There’s more on top of that outside of her ag activities: In addition to her studies, Dana also participates in Student Council, Leo’s Club, Outdoors Club, softball, being the school band’s drum major and singing in choir; and she’s gearing up to play the title character in the school’s spring musical, “Moana Jr.” from March 11-13 at the high school auditorium. She also won the 2021 Miss Amboy pageant, which she considers one of her proudest achievements.

While going to high school opened the door for all of those opportunities, learning more about agriculture made the biggest impact on her. Growing up in town, she didn’t know a whole lot about agriculture, and even less about FFA. When some older friends got to talking about the their involvement in FFA, it eventually caught Merriman’s attention and pulled her in.

“I didn’t really know that much about it, but being in FFA for 4 years has really opened my eyes to everything that ag has to offer,” Dana said. “I started falling in love with it. I started taking [more] ag classes and trying to soak up everything that I could and constantly learning new things.”

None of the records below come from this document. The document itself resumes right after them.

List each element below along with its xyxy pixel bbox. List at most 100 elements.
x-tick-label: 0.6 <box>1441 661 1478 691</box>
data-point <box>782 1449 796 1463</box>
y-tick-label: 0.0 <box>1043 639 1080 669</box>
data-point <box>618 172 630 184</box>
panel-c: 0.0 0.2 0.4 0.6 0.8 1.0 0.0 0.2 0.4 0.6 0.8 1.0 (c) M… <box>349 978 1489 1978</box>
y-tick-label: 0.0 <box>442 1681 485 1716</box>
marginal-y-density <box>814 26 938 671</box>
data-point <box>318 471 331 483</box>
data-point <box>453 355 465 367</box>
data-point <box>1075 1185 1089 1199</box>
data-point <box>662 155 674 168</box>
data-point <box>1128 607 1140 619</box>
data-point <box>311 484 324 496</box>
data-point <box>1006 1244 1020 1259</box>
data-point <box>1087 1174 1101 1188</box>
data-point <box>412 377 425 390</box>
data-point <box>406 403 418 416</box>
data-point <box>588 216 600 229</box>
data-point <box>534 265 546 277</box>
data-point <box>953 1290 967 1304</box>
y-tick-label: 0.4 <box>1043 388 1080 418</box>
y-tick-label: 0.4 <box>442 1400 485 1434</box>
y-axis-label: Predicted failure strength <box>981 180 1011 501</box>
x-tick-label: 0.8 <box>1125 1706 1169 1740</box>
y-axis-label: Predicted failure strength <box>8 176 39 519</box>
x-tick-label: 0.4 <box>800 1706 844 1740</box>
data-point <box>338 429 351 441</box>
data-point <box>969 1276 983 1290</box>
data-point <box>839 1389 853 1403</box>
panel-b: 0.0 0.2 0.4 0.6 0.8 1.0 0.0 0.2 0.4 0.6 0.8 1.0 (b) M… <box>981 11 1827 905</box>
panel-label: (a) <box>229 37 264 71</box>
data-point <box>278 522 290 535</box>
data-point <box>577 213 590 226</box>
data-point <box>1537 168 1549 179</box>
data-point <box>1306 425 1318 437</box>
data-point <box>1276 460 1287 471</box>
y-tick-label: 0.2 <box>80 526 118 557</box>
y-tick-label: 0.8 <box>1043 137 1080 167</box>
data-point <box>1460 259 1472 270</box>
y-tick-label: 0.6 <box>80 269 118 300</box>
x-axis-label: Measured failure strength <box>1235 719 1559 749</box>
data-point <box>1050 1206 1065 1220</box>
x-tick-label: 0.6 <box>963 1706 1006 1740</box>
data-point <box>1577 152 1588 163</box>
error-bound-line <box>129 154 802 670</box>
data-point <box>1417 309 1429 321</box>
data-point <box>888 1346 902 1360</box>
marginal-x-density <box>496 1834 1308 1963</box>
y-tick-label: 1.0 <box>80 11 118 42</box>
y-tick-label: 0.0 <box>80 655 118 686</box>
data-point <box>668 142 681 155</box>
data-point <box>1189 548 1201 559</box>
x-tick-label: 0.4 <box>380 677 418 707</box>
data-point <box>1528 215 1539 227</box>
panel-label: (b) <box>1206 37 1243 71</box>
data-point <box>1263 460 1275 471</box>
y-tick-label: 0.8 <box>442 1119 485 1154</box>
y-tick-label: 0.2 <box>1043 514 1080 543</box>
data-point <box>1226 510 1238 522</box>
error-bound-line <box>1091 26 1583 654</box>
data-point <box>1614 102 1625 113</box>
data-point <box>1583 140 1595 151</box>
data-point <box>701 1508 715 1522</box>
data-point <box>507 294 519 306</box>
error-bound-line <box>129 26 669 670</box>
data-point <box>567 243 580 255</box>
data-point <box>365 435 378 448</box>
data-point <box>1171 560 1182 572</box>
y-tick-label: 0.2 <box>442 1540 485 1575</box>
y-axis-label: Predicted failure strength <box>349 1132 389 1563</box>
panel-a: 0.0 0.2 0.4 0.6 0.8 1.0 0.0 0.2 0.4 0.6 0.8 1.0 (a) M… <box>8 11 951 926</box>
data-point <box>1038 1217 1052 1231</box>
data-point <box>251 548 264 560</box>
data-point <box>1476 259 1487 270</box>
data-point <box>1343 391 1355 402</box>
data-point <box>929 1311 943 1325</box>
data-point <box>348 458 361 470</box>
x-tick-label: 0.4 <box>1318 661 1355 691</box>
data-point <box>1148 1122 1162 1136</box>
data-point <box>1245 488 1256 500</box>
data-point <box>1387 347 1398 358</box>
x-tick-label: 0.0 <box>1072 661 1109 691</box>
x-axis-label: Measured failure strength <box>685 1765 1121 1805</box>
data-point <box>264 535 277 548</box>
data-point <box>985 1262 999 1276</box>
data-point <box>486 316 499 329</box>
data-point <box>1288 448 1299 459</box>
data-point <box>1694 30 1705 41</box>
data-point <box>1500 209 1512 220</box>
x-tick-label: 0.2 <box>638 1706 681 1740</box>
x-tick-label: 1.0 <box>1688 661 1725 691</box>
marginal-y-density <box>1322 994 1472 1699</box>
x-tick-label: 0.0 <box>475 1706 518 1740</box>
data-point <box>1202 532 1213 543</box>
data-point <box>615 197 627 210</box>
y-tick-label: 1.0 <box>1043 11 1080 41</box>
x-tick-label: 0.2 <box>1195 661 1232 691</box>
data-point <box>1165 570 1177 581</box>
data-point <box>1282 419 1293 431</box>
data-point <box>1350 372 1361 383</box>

This semester, Dana is continuing her studies in an ag science class, where students are learning the concepts behind constructing farm buildings, and some of those concepts have made their way from the farm to the stage, where students can apply what they’ve learned to the building of sets for “Moana Jr.,” including a boat.

After high school, Dana plans to continue with her agriculture studies in college. She hasn’t chosen yet where to attend, but by mid-January she had been accepted to Illinois State, Southern Illinois and Iowa State universities. As far as what field she’ll go into, she’s still thinking about it. Who knows. She may even become a teacher again.

“I really enjoyed it,” she said of her time as a student-teacher. “It was a good experience. It was really fun. I’d definitely do it again.”